A derelict James Bond island and creative uses for scrapped airplanes: winners of the 2020 Architecture Drawing Prize announced

The 165 submissions to Sir John Soane’s Museum show that drawing is far from dead

Airplane Tower by Victor Hugo Azevedo and Cheryl Lu Xu © World Architecture Festival

Airplane Tower by Victor Hugo Azevedo and Cheryl Lu Xu © World Architecture Festival

Due to Covid-19, the number of planes being scrapped could double to 1,000 a year by the end of 2023, up from 400 to 500 planes annually since 2016, according to data released by the aviation analytics firm Cirium last September. So why not turn them into affordable housing instead, propose Victor Hugo Azevedo and Cheryl Lu Xu of Robert A. M. Stern Architects, New York. Their drawings, titled Aeroplane Tower and executed in Autodesk Sketchbook for the iPad Pro, have won the special Lockdown Prize in the 2020 Sir John Soane’s Museum Architecture Drawing Prize.

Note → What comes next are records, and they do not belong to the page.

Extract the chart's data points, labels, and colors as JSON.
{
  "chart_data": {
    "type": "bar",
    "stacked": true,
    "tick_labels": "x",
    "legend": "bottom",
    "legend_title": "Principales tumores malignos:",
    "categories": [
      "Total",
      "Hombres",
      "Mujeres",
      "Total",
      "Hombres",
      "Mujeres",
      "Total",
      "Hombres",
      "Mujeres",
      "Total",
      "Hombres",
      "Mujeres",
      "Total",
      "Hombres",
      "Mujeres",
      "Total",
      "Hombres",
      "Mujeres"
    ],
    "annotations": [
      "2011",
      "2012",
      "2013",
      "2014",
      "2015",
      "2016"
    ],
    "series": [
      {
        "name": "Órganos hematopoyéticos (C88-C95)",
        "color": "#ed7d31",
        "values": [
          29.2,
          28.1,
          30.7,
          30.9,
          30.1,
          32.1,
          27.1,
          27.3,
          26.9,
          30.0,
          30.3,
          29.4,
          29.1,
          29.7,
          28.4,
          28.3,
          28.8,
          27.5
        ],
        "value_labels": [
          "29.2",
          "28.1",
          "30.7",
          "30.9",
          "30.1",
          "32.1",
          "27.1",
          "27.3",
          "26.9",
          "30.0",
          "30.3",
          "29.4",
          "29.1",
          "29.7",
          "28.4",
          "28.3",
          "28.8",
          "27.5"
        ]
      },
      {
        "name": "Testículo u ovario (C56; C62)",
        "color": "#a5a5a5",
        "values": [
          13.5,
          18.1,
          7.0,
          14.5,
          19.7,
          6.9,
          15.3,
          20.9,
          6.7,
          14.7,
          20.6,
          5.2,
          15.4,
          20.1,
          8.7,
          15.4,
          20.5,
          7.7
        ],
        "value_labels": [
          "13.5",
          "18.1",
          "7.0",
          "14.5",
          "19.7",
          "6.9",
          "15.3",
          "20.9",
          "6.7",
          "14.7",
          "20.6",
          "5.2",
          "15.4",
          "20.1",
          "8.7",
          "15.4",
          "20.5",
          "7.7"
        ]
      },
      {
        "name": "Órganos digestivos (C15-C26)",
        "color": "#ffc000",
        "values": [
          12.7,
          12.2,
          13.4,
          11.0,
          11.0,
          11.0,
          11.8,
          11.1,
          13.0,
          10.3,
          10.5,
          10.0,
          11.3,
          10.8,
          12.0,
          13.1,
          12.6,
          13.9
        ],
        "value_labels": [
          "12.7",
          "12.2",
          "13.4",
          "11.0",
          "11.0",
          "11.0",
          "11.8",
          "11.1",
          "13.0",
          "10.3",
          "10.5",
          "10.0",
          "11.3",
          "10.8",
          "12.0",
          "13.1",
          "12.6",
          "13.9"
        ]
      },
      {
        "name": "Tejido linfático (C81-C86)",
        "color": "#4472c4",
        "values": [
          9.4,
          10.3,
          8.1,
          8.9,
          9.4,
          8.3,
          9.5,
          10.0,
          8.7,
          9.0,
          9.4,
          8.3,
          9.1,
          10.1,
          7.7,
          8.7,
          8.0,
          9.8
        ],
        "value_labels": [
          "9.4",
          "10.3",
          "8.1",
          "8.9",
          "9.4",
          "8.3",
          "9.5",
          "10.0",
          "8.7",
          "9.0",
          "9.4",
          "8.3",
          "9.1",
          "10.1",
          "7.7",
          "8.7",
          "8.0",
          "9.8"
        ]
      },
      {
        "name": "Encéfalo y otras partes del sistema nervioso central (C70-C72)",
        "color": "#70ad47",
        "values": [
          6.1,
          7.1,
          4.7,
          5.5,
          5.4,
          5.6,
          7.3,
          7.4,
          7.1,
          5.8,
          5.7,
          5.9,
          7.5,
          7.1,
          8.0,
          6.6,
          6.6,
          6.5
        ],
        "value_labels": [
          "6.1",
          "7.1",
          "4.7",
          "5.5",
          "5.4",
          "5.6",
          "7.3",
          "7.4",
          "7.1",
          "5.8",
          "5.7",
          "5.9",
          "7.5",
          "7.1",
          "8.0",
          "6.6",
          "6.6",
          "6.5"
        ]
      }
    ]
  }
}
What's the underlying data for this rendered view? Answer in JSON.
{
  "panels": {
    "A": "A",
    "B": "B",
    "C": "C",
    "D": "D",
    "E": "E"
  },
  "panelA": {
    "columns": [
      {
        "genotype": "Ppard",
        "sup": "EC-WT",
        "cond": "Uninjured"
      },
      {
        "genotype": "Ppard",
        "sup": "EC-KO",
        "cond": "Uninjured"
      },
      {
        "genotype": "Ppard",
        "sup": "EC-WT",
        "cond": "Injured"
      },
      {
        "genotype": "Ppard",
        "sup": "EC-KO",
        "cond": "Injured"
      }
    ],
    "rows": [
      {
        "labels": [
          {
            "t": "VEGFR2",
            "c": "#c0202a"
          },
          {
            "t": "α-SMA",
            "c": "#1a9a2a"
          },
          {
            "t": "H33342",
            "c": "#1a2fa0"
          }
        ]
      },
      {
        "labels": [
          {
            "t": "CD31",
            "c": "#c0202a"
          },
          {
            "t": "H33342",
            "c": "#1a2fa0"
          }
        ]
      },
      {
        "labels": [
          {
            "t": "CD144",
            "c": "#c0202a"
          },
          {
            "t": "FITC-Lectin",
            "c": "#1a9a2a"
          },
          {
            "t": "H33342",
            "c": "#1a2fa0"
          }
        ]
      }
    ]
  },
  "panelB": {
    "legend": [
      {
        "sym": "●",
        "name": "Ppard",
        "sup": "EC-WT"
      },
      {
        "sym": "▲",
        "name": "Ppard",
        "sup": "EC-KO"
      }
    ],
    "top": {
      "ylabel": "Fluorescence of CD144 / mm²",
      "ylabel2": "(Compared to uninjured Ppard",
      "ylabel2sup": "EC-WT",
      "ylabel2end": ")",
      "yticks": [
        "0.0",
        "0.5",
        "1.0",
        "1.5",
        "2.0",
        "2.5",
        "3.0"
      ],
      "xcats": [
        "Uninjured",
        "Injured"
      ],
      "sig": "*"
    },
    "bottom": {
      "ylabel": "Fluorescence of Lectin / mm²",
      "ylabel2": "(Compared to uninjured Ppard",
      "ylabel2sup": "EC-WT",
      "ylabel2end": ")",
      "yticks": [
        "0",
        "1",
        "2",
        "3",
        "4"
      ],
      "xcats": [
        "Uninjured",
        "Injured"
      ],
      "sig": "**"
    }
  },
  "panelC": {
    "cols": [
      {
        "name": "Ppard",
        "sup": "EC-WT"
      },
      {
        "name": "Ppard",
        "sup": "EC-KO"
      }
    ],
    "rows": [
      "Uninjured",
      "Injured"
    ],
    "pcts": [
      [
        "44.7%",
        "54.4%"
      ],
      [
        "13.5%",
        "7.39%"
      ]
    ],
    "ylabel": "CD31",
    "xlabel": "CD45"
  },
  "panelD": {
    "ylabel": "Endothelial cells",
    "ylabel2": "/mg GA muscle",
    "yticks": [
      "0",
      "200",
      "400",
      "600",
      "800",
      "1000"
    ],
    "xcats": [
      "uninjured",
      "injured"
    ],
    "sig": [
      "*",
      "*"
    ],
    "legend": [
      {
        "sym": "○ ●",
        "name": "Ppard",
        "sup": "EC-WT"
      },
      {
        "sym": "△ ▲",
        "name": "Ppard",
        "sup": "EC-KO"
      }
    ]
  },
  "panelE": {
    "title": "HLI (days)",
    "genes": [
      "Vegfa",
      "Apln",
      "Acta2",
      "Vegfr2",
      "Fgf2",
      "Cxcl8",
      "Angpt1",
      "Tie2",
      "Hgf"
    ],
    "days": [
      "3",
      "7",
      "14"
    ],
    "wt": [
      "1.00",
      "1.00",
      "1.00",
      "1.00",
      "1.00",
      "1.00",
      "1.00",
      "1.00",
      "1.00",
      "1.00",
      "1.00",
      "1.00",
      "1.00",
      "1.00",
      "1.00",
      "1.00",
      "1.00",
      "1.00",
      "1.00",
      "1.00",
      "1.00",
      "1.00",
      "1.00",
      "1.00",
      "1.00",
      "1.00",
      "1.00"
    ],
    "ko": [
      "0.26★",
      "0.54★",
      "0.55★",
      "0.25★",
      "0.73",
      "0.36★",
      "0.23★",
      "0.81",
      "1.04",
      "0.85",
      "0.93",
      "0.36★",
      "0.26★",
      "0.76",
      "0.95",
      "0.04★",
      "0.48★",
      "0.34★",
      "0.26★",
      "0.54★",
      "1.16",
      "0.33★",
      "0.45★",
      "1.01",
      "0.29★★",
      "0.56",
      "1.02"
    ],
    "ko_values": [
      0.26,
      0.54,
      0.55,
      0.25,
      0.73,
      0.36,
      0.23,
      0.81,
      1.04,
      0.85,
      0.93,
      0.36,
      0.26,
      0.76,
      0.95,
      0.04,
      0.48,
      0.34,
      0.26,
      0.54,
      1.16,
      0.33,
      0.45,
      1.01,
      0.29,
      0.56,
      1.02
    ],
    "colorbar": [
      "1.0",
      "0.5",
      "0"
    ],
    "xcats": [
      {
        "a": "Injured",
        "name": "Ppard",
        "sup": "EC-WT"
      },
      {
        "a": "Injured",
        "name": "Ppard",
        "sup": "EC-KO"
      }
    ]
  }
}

The judging panel spanned fine art and architecture, with Narinder Sagoo of Foster & Partners, Ken Shuttleworth of Make Architects and Lily Jencks of LilyJencks Studio and the AA School of Architecture; Louise Stewart, curator of exhibitions at the Soane museum; the artist duo Ben Langland and Nikki Bell, and artists Pablo Bronstein and Gary Simmons. They thought Aeroplane Tower was both witty (they especially liked how the tail fins with the airlines’ showy logos stacked up as a decorative element) and serious, not to mention media-friendly too.

Apartment #5, a Labyrinth and Repository of Spatial by Clement Laurencio © World Architecture Festival

This has been the fourth year for a prize that aims, says the museum’s director, Bruce Boucher, to demonstrate a continuity between the practice of architects in the past, including Sir John Soane himself, whose collection of 30,000 drawings, from Renaissance masters to those by his own hand or his pupils, constitute a great part of the museum’s treasures.

Do people still draw? The answer is very much yes, said Shuttleworth at the online award event on 28 January: “The fact that we draw as architects very much defines us; no one can stop us drawing.” Indeed, the largest percentage of the 165 submissions from 30 countries this year was of hand drawings, the other categories being digital and hybrid.

Re-reading Metropolis by Chenglin Jin © World Architecture Festival

Clement Laurencio of the Bartlett School of Architecture, London, was the overall winner and winner in the hybrid category, with his Apartment #5, a Labyrinth and Repository of Spatial Memories drawn in pencil and manipulated digitally. As life locked down in March last year, Laurencio realised he would not be able to travel except in his mind, so he remembered buildings by Le Corbusier that he had seen recently in India and tried to consolidate flashbacks, including photos, even of the key-hole of his door. He then made 30 pencil drawings in A3, scanned and digitally composed them as a kind of dolls house—a hugely detailed labyrinth of spatial memories. “An apartment is a vessel in which our memories cohabit,” he said.

The winner in the digital category was Chenglin Jin, of the University of California, Berkeley, with a drawing in the form of a site analysis called Re-reading Metropolis, executed in Rhinoceros 3D and Adobe Illustrator. It is a proposal for San Francisco’s Sunset District, aiming to create connections between residential and commercial areas like a kind of map—the hatched parts, for example, being the public spaces, while the dots are businesses. “There are many different layers in how the drawing was worked up,” said Chenglin.

Marc Brousse's Dear Hashima © World Architecture Festival

Marc Brousse, an artist-architect from Bordeaux, won the prize in the hand drawn category with Dear Hashima, an amazingly dense drawing in ink, charcoal and invisible ink that makes the island of Hashima off Nagasaki look like a space station.

Many people will be familiar with this industrial island crammed with buildings, abandoned in 1974 when its coal mine was exhausted, because the villain in the 2012 James Bond movie Skyfall has his headquarters there. But Brousse has chosen it to be one of his urban expressions of utopia, from the ancient world to the future. He refers to the drawing technique he has used as “traitillism”, a mass of short vertical strokes, with a second layer of invisible ink beneath, which revealed in UV light, “represents the soul of the city”, he says.

The winners and the runners-up would normally have been exhibited in the museum, but this year they have been on show in an airy and sunlit virtual gallery by Make Architects. Covid-19 permitting, they will be physically shown at the World Architecture Festival from 1 to 3 December 2021 in Lisbon.

• The Architecture Drawing Prize is a collaboration between Make Architects, the World Architecture Festival, and Sir John Soane’s Museum.